The Jayhawk is one of the most unique mascot in all of sports. A person doesn’t need to be a fan of the University of Kansas, or even a sports fan at all to recognize that little crimson, blue, and yellow bird. I, for one, love the fact the Kansas Jayhawks have returned the bird back to the helmets for the 2013 football season.
I never understood when the Jayhawk was removed from the helmets in the first place. I believe it was Glenn Mason who, in either the late 1980′s or early 1990′s, decided to replace the Jayhawk on the helmet with the plain, boring letters – “KU”. It just never made sense to me.
Over the years, as one coach replaced another, from Terry Allen to Turner Gill, I have always hoped one of them would return to the bird to the side of the helmets. Finally, it seems to be happening this season, Head Coach Charlie Weis, in his second season in Lawrence, released a video via twitter on July 1st showing the five helmets Kansas will be wearing in the upcoming football season. Four of the helmets feature the Jayhawk, while the fifth is a throwback from the 1961 Bluebonnet Bowl. It is a powder blue (too close to a North Carolina Blue for my tastes), with white numbers on the side.
Of the other three, one is black, one white, and one the more traditional blue, and all have the familiar Jayhawk on them. The final helmet is red and features the 1941 Fighting Jayhawk on its sides. Although this particular mascot was only used during World War II, it is my favorite of the historical Jayhawks. In my opinion, its fiercer visage is better than the happy countenance displayed by the current Jayhawk. I would love the university go back to that particular Jayhawk. But that’s just me.
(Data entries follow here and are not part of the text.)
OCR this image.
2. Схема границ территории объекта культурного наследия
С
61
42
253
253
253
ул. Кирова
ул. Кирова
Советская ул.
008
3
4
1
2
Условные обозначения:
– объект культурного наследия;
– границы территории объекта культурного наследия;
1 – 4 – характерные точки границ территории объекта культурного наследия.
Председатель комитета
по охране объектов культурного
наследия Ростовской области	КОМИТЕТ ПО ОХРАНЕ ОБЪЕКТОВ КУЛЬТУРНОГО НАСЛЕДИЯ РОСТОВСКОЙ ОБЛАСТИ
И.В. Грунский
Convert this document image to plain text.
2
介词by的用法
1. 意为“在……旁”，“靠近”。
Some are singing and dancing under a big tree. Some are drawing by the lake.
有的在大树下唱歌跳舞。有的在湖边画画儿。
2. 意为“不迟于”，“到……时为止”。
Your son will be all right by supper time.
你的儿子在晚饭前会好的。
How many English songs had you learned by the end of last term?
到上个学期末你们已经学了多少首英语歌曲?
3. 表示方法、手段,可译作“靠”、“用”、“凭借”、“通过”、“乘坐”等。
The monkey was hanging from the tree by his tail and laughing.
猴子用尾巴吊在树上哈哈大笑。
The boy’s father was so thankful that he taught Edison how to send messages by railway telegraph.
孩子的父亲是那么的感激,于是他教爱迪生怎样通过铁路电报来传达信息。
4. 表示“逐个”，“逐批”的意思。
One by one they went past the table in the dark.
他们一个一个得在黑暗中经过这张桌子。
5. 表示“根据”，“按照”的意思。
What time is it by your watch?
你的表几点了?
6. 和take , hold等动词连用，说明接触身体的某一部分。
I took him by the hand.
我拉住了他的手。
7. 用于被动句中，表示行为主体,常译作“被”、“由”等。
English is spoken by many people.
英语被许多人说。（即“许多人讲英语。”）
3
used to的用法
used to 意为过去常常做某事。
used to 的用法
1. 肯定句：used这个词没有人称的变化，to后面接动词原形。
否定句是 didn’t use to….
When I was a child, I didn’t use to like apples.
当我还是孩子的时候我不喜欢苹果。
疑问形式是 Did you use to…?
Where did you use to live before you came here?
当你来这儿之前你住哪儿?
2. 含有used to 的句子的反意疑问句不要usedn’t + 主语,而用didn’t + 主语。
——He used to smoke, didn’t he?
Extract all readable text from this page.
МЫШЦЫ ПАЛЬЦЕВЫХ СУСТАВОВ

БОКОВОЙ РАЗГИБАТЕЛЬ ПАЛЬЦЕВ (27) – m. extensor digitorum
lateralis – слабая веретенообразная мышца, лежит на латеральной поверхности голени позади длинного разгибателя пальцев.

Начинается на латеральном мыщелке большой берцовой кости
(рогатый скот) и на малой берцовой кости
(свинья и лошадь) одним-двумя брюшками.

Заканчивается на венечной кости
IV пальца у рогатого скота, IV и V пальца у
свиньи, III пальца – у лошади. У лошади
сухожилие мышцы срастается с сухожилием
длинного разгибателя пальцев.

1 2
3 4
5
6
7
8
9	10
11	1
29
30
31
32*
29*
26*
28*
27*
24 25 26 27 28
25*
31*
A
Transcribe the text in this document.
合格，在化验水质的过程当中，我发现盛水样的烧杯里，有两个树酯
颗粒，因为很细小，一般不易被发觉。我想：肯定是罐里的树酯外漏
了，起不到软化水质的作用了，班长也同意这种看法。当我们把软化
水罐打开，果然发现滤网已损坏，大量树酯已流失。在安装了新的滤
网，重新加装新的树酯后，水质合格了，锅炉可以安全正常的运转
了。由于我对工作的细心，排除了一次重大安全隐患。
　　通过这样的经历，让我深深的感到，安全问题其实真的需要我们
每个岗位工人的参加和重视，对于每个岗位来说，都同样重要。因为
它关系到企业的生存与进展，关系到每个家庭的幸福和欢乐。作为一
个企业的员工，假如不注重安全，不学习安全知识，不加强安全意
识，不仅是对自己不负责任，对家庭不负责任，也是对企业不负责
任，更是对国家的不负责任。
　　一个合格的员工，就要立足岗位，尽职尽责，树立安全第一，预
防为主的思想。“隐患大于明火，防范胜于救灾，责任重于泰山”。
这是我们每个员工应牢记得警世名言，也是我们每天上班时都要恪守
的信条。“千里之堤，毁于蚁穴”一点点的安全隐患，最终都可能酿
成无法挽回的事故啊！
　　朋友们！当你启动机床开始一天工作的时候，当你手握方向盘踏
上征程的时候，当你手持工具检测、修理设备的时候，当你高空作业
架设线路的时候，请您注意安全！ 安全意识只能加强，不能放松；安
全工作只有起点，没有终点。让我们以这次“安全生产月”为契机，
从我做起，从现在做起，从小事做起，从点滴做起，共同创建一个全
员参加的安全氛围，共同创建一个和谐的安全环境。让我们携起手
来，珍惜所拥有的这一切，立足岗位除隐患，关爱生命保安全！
Legend has it that the term Jayhawk was the mythical combination of two other birds – the blue jay and the sparrow hawk. The blue jay is a nasty, noisy fowl that often robs other nests. The sparrow hawk is a sleek, stealthy hunter with speed and agility. The very descriptions of the birds combined to make the Jayhawk, by nature, defy the happy-go-lucky bird that prances about Kansas sporting events now. The fiercer looking Fighting Jayhawk more accurately portrays the spirit of the original birds.
But I digress. The whole point here is that I am thrilled to see the Jayhawk, any version, returned to its rightful place on the sides of the KU football head gear. It has been too long gone, and for no apparent reason. Thanks to Coach Weis for putting the Jayhawk back where it belongs, displayed proudly.
Note – There is a chance the jerseys will be different than these in the videos.